Of the fourfold concept of acting, Ramachandran's execution of the hand gestures, movements, and kalasams as Kurathi were aesthetically chiselled and well-disciplined. His meticulous tutelage at Kerala Kalamandalam under the legendary Kalamandalam Padmanabhan Nair was amply reflected in the coherence and finesse of the angikabhinaya.
Ramachandran's saatwikabhinaya (emotive acting), while switching from anger to pathos and back, bore a heavy dose of realism in harmony with the verbal acting and the attire. As demanded by the poetic text, the actor had to border the theatrical excesses sporadically. Still he successfully retained the key components of Kathakali. An enviable footing in rhythm and tempo complemented Ramachandran's profound involvement with the character.
Raga Kedaragowla is customarily applied in Kathakali to evoke veera or raudrarasas.

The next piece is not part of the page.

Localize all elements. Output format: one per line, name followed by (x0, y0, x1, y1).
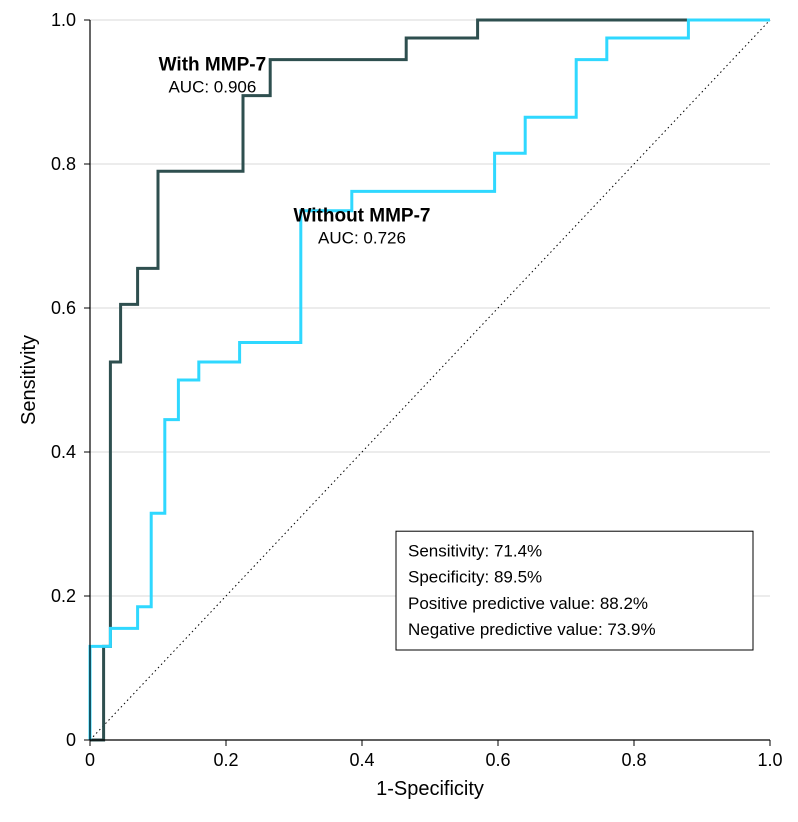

This could be the reason why the choreographer of ‘Kurathi'made it the major raga for the rendition of most of the lines. Towards the finale, the lines were sung in ragamaalika to denote the change in moods. Khandaram and Mohanam were employed to highlight the pathos, and the concluding Madhyamavathy had the desired impact.
The mid-tempo rendition was punctuated with two segments of slow tempos that emphasised the Kurathi's anguish over the fate of her tribe. The lines in Madhyamavathy were immediately followed by a fast kalasam in Triputa tala, proclaiming Kurathi's moral indignation and spirit of vengeance.
Kurathi's aharya sans the stylistic grandeur of Kathakali lost its charm as the play progressed. However, there seems to be no way to overcome this limitation.
The lead singer, Parimanam Madhu, could have been more ebullient in his singing. Kalabharati Unnikrishnan on the chenda and Kalamandalam Achuta Warrier on the maddalam maintained the physical and psychic timbre of the play with authoritative strokes.
Within an hour, Kurathi proved herself as an heroine extraordinaire; a character one cannot easily dismiss as a non-entity in Kathakali. The play might be disenchanting to conservatives and puritans. But it surely has the grit to stir this dance-drama tradition a wee bit out of its traditional thematic modes.